Apache Cassandra + PHPcassa + Code Igniter = large scale PHP app in 5 minutes
I'm working on a new project, migrating an existing site using custom code with a very monolithic design on top of MySQL.
Design goals : Implement all the same functionality using a manageable framework with a small footprint on a distributed NoSQL database.
Small footprint? I'm thinking Code Igniter (CI)... Distributed NoSQL (my favorite part)? I'm thinking Apache Cassandra!!!

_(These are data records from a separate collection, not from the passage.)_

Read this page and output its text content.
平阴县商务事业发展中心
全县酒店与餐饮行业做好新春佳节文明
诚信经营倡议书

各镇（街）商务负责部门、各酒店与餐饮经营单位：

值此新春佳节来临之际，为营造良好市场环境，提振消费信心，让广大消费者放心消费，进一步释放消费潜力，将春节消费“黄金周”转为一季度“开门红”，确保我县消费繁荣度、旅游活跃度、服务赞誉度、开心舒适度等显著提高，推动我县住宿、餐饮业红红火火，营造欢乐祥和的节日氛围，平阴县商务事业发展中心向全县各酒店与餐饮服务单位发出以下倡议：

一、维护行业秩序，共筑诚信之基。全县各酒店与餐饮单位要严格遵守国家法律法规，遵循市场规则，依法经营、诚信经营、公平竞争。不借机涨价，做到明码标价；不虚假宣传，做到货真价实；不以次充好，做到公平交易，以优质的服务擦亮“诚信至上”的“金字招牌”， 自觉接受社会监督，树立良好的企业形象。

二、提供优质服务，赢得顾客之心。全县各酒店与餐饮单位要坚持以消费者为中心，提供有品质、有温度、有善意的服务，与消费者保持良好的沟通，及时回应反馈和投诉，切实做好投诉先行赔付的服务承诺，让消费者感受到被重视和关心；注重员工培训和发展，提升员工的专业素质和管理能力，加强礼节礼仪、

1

First problem...issue, whatever you want to call it. CI is built with SQL DB tied in fairly tightly. How do I separate the two without hacking the CI core and allow me to have the flexibility of upgrading CI in the future? And at the same time being able to integrate Cassandra tightly enough to not make it stand out like a penguin in Africa sore thumb?
Enough with the questions, I'm very new to CI so this took me about an hour to make it happen. The idea is, CI provides a $this->db object when "database" is one of the auto loaded options. I want to still have this db instance available but providing methods to access Cassandra. I also want this to be auto loaded and available in all controllers... So how?<!-- more -->
PHPCassa is probably one of the best PHP client libraries available for Cassandra so the choice on library was about 20 seconds. Since I wasn't going to use raw thrift calls, this choice was even easier.

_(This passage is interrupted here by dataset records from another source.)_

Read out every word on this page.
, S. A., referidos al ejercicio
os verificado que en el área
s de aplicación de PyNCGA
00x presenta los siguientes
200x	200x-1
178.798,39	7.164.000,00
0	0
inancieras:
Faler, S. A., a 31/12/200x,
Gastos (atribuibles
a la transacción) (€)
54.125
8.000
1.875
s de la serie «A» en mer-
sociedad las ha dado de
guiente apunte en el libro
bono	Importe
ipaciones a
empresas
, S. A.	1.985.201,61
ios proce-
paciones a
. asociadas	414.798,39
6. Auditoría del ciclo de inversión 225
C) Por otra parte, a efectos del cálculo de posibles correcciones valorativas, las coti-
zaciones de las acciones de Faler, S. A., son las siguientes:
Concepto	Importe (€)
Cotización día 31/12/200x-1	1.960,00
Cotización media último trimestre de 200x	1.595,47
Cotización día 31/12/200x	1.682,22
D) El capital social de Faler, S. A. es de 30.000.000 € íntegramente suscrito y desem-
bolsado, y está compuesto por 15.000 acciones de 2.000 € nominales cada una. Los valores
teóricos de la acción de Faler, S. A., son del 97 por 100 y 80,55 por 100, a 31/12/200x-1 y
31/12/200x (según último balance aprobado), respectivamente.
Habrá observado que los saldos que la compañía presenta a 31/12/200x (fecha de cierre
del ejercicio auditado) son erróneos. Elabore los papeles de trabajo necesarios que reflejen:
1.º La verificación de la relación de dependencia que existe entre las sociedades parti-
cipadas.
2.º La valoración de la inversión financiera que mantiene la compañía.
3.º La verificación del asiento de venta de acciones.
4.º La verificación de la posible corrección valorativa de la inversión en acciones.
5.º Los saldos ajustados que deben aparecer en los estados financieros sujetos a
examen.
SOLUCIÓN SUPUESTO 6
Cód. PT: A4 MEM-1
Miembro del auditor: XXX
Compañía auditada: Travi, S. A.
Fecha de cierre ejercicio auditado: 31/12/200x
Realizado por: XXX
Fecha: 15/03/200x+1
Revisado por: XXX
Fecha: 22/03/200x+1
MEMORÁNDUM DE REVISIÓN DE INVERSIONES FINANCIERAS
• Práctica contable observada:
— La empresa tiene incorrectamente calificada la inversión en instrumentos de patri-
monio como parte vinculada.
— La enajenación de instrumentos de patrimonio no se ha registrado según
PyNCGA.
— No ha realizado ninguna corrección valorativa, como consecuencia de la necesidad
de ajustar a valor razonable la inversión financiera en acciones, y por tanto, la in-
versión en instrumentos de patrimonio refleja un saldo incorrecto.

Get started then: Create a file, in your application/config folder, name it cassandra.php i.e. application/config/cassandra.php In that file add the following:
<?php
$servers[0] = array('host' => '192.168.2.6', 'port' => 9160);
$servers[1] = array('host' => '192.168.2.7', 'port' => 9160);
$servers[3] = array('host' => '192.168.2.8', 'port' => 9160);
$config['cassandra_servers'] = $servers;
$config['keyspace'] = "Keyspace1";
$config['default_cf'] = "Standard1";
The servers array should be obvious, its a list of servers you want to have available for your connection pooling stuff. It'll later be accessible using:
$this->CI->config->item('cassandra_servers')

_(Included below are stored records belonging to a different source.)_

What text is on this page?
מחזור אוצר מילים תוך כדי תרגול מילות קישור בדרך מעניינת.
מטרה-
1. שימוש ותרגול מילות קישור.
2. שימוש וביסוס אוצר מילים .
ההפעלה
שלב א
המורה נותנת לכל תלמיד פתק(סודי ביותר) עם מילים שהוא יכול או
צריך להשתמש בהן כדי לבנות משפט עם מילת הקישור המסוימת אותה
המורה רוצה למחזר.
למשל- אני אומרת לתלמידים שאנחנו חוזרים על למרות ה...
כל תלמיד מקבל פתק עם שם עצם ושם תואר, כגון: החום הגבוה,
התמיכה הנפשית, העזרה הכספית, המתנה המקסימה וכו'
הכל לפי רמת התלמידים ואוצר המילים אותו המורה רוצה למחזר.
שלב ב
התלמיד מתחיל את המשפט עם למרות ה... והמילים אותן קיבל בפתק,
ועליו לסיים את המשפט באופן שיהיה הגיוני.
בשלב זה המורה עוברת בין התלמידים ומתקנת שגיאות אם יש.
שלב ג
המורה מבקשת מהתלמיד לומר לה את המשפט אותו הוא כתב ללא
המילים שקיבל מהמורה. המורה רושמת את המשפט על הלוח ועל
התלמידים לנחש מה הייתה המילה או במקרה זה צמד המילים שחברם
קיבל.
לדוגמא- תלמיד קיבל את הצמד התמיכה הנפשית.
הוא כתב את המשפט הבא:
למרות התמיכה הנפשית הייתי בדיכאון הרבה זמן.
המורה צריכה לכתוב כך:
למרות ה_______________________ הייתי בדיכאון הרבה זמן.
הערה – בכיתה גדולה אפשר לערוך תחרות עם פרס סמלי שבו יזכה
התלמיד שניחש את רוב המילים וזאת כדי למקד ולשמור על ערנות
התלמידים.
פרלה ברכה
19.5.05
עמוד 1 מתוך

The next config option is the Keyspace your application will use, this allows you to specify only a single Keyspace since, ideally an application would only use one of these. This is later accessible through:
$this->CI->config->item('keyspace')
The final option is a default column family. This column family is the one that will be available when CI initialises the database object, db.Later available using:
$this->CI->config->item('default_cf')
That's it for the configuration file... Next up, our Cassandra library or libraries should I say... At this point its important to say that if you have database being auto loaded then the following may not be what you want to do. In application/libraries create a file called db.php i.e. application/libraries/db.php
<?php
require_once('phpcassa/connection.php');
require_once('phpcassa/columnfamily.php');
/**
* @author Courtney
*/
class Db {
private $CI;
// public $db;
private $conn;
/**
* @var ColumnFamily
*/
private $cf;
/**
* Init connection for the database using the settings in the cassandra.php
* config file...
*/
public function __construct() {
$this->CI = & get_instance();
try {
$this->conn = new Connection($this->CI->config->item('keyspace'),
$this->CI->config->item('cassandra_servers'));
} catch (Exception $e) {
show_error( $e->getMessage());
}
$this->cf = $this->CI->config->item('default_cf');
// $this->db = $this;
}
/**
* Creates a new instance of the given CF which will be returned
* for interaction by <code>cf()</code>
* @param string $cf The column family to interact with
*/
public function setCF($cf) {
$this->cf = new ColumnFamily($this->conn, $cf);
}
/**
* Returns the instance of the last column family created by
* calling <code>setCF()</code>... If setCF hasn't been called
* then the default_cf set in cassandra.php config file is returned,
* once setCF is called then the last one to be set is always returned.
* @return ColumnFamily
*/
public function cf() {
return $this->cf;
}
}
This approach is the most simplistic I could think of for this blog post, ideally you'd want to cache the Column family objects you create so that a new instance isn't created every time you use a different CF. There will is a basic caching version implemented on the github page hosting this project's files... available here https://github.com/zcourts/cassandraci Its important to name the file db.php if you want to be able to access the database instance using $this->db as you would if it was the native CI MySQL object. That purely because CI automatically creates an instance of your library using the name of the file or class (Not sure but file =db.php class =Db.php so...) The next important step, download phpcassa... Its available here https://github.com/thobbs/phpcassa Extract its contents and put its files into application/libraries/phpcassa, the structure needs to be in the form to allow db.php to include "phpcassa/ColumnFamily.php"; etc... You only need the .php files from php cassa and everything in the Thrift folder, docs and test folder aren't used so they can be left out.
Next you need to change your autoload.php file the settings need to look like:
$autoload['libraries'] = array('db','otherlib');
Unless I've forgotten something, that should be it... Now in any of your controllers or files where autoloaded libraries are available, you can use $this->db-cf()->phpCassaMethod(); to access Cassandra. Feel free to ask any questions...comment suggestions are all welcome.